Using forceps, a tunnel was created between the strap muscles for transposition of the ansa cervicalis branch to the left recurrent laryngeal nerve. The ansa cervicalis branch was dissected in a 360 degree fashion, divided, and the superior portion was passed through the tunnel. The vessel loop was then removed from the left recurrent laryngeal nerve. The nerve was further dissected and divided, and the superior portion was brought in close proximity to the end of the ansa cervicalis branch.
The sterile operating microscope was brought into the field for the neurorrhaphy portion of the procedure. Under the microscope, end-to-end anastomosis of the epineurium of the left ansa cervicalis branch to the left recurrent laryngeal nerve was performed using 9-0 nylon interrupted sutures. The wound was closed, and the patient tolerated the procedure well without any complication.
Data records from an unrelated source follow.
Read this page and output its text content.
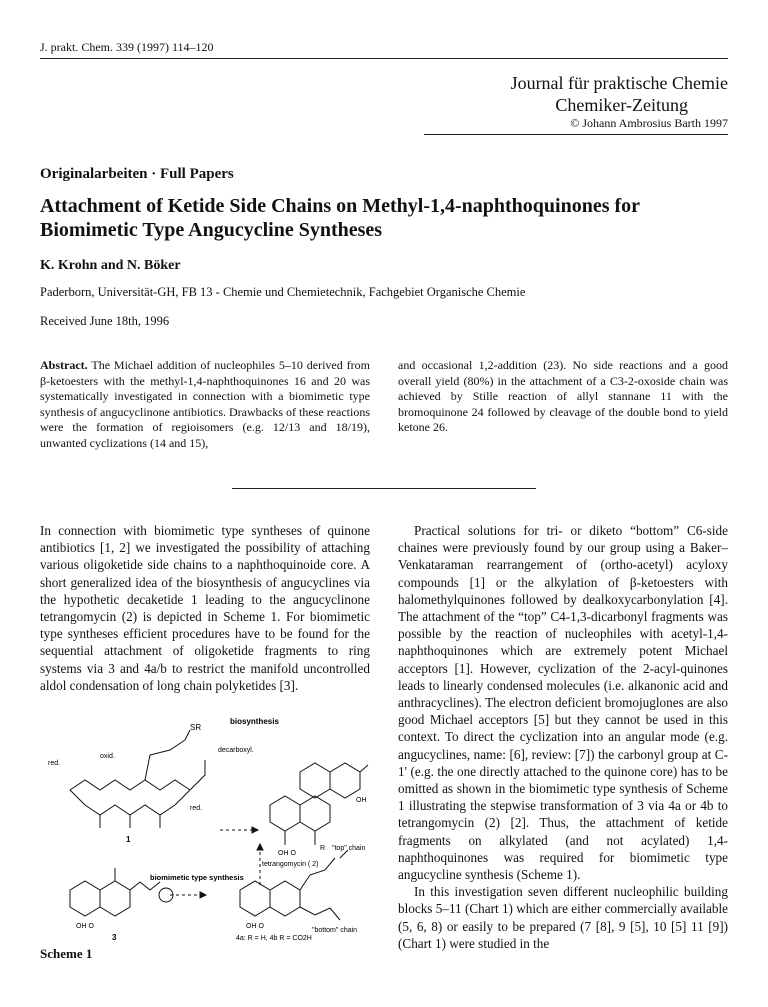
J. prakt. Chem. 339 (1997) 114–120
Journal für praktische Chemie
Chemiker-Zeitung
© Johann Ambrosius Barth 1997
Originalarbeiten · Full Papers
Attachment of Ketide Side Chains on Methyl-1,4-naphthoquinones for Biomimetic Type Angucycline Syntheses
K. Krohn and N. Böker
Paderborn, Universität-GH, FB 13 - Chemie und Chemietechnik, Fachgebiet Organische Chemie
Received June 18th, 1996
Abstract. The Michael addition of nucleophiles 5–10 derived from β-ketoesters with the methyl-1,4-naphthoquinones 16 and 20 was systematically investigated in connection with a biomimetic type synthesis of angucyclinone antibiotics. Drawbacks of these reactions were the formation of regioisomers (e.g. 12/13 and 18/19), unwanted cyclizations (14 and 15),
and occasional 1,2-addition (23). No side reactions and a good overall yield (80%) in the attachment of a C3-2-oxoside chain was achieved by Stille reaction of allyl stannane 11 with the bromoquinone 24 followed by cleavage of the double bond to yield ketone 26.

In connection with biomimetic type syntheses of quinone antibiotics [1, 2] we investigated the possibility of attaching various oligoketide side chains to a naphthoquinoide core. A short generalized idea of the biosynthesis of angucyclines via the hypothetic decaketide 1 leading to the angucyclinone tetrangomycin (2) is depicted in Scheme 1. For biomimetic type syntheses efficient procedures have to be found for the sequential attachment of oligoketide fragments to ring systems via 3 and 4a/b to restrict the manifold uncontrolled aldol condensation of long chain polyketides [3].

biosynthesis
SR
decarboxyl.
red.
oxid.
red.
1
OH
OH O
tetrangomycin ( 2)
biomimetic type synthesis
R "top" chain
"bottom" chain
OH O
3
OH O
4a: R = H, 4b R = CO2H
Scheme 1

Practical solutions for tri- or diketo “bottom” C6-side chaines were previously found by our group using a Baker–Venkataraman rearrangement of (ortho-acetyl) acyloxy compounds [1] or the alkylation of β-ketoesters with halomethylquinones followed by dealkoxycarbonylation [4]. The attachment of the “top” C4-1,3-dicarbonyl fragments was possible by the reaction of nucleophiles with acetyl-1,4-naphthoquinones which are extremely potent Michael acceptors [1]. However, cyclization of the 2-acyl-quinones leads to linearly condensed molecules (i.e. alkanonic acid and anthracyclines). The electron deficient bromojuglones are also good Michael acceptors [5] but they cannot be used in this context. To direct the cyclization into an angular mode (e.g. angucyclines, name: [6], review: [7]) the carbonyl group at C-1' (e.g. the one directly attached to the quinone core) has to be omitted as shown in the biomimetic type synthesis of Scheme 1 illustrating the stepwise transformation of 3 via 4a or 4b to tetrangomycin (2) [2]. Thus, the attachment of ketide fragments on alkylated (and not acylated) 1,4-naphthoquinones was required for biomimetic type angucycline synthesis (Scheme 1).

In this investigation seven different nucleophilic building blocks 5–11 (Chart 1) which are either commercially available (5, 6, 8) or easily to be prepared (7 [8], 9 [5], 10 [5] 11 [9]) (Chart 1) were studied in the
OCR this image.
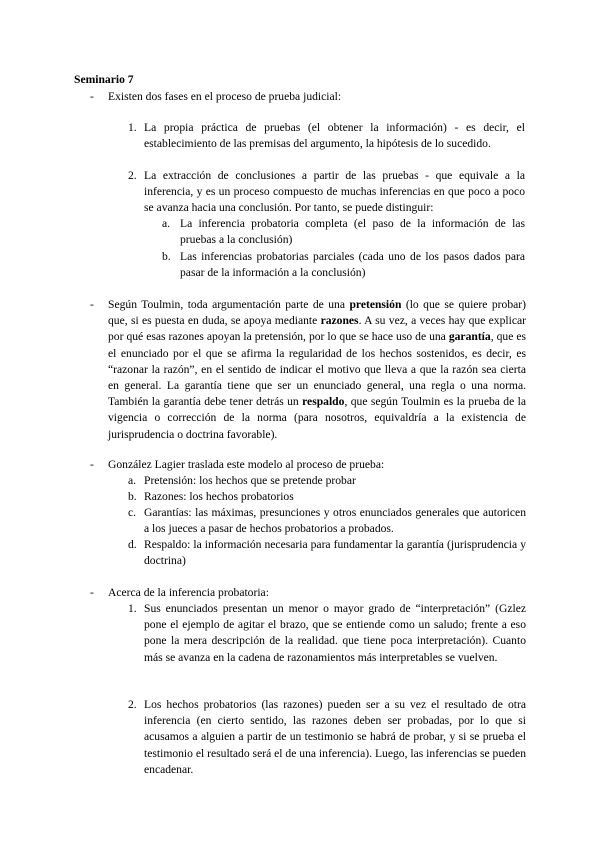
Seminario 7
- Existen dos fases en el proceso de prueba judicial:

1. La propia práctica de pruebas (el obtener la información) - es decir, el establecimiento de las premisas del argumento, la hipótesis de lo sucedido.

2. La extracción de conclusiones a partir de las pruebas - que equivale a la inferencia, y es un proceso compuesto de muchas inferencias en que poco a poco se avanza hacia una conclusión. Por tanto, se puede distinguir:

a. La inferencia probatoria completa (el paso de la información de las pruebas a la conclusión)

b. Las inferencias probatorias parciales (cada uno de los pasos dados para pasar de la información a la conclusión)

- Según Toulmin, toda argumentación parte de una pretensión (lo que se quiere probar) que, si es puesta en duda, se apoya mediante razones. A su vez, a veces hay que explicar por qué esas razones apoyan la pretensión, por lo que se hace uso de una garantía, que es el enunciado por el que se afirma la regularidad de los hechos sostenidos, es decir, es “razonar la razón”, en el sentido de indicar el motivo que lleva a que la razón sea cierta en general. La garantía tiene que ser un enunciado general, una regla o una norma. También la garantía debe tener detrás un respaldo, que según Toulmin es la prueba de la vigencia o corrección de la norma (para nosotros, equivaldría a la existencia de jurisprudencia o doctrina favorable).

- González Lagier traslada este modelo al proceso de prueba:

a. Pretensión: los hechos que se pretende probar

b. Razones: los hechos probatorios

c. Garantías: las máximas, presunciones y otros enunciados generales que autoricen a los jueces a pasar de hechos probatorios a probados.

d. Respaldo: la información necesaria para fundamentar la garantía (jurisprudencia y doctrina)

- Acerca de la inferencia probatoria:

1. Sus enunciados presentan un menor o mayor grado de “interpretación” (Gzlez pone el ejemplo de agitar el brazo, que se entiende como un saludo; frente a eso pone la mera descripción de la realidad. que tiene poca interpretación). Cuanto más se avanza en la cadena de razonamientos más interpretables se vuelven.

2. Los hechos probatorios (las razones) pueden ser a su vez el resultado de otra inferencia (en cierto sentido, las razones deben ser probadas, por lo que si acusamos a alguien a partir de un testimonio se habrá de probar, y si se prueba el testimonio el resultado será el de una inferencia). Luego, las inferencias se pueden encadenar.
We describe the case of a 4-year-old female with a history of PDA ligation at 6 weeks of age who presented with symptoms of dysphonia and dysphagia. She was born at 28 weeks gestation and has a past medical history of necrotizing enterocolitis, requiring extensive resections with development of short gut syndrome and G-tube dependence. On physical examination, the patient had a raspy, soft voice. In office flexible laryngoscopy demonstrated left vocal fold paralysis with glottic incompetence, and a mobile, normal appearing right vocal fold. The upper aerodigestive tract endoscopy was otherwise normal.
Treatment options for unilateral VFP were discussed with her parents, including injection medialization laryngoplasty and laryngeal reinnervation, and the decision was made to initially perform an injection laryngoplasty. Laryngeal electromyography done at the time of the injection laryngoplasty revealed absence of an action potential from the paralyzed left vocal fold with normal active action potentials from the right vocal fold. In follow-up after injection laryngoplasty, the patient’s parents were satisfied with improvement in voice quality but expressed an interest to pursue a permanent treatment option. The risks, benefits and alternatives of laryngeal reinnervation were discussed with the caretakers and written consent was obtained.
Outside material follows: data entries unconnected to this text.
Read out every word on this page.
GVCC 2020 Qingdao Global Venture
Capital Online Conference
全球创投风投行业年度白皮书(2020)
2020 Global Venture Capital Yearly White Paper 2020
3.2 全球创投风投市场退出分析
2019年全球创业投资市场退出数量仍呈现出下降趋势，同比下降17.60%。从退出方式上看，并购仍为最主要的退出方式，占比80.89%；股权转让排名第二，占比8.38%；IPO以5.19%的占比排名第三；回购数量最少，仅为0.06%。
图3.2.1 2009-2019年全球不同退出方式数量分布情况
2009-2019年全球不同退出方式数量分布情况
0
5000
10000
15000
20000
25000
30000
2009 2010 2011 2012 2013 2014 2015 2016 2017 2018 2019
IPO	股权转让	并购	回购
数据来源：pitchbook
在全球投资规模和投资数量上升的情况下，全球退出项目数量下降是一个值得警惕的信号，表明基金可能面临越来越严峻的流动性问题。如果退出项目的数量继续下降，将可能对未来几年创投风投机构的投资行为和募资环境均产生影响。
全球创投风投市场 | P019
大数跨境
Ansa cervicalis innervates the omohyoid, sternohyoid and sternothyroid muscles. It arises from a small loop between C1 and C2, and the superior root joins fibers of the hypoglossal nerve to descend in front of the carotid arteries. The inferior root of ansa cervicalis is formed by C2 and C3 and descends posterior to the carotid sheath. Either lateral to the internal jugular vein or between it and the common carotid artery, the ansa loops to connect the superior and inferior roots. The cricothyroid joint is the most consistent landmark for identification of the recurrent laryngeal nerve. When the thyroid gland is present, this joint is identified just adjacent to the tubercle of Zuckerkandl. The nerve can be located with careful dissection at the level of the joint, and the left recurrent laryngeal nerve takes a paratracheal path relative to the right, which often courses at a more obtuse angle to the tracheoesophageal groove. Another option for identification of the recurrent laryngeal nerve is a more distal approach, as the inferior segment of the nerve is most often located posterior and deep to the inferior thyroid artery, as was in this case.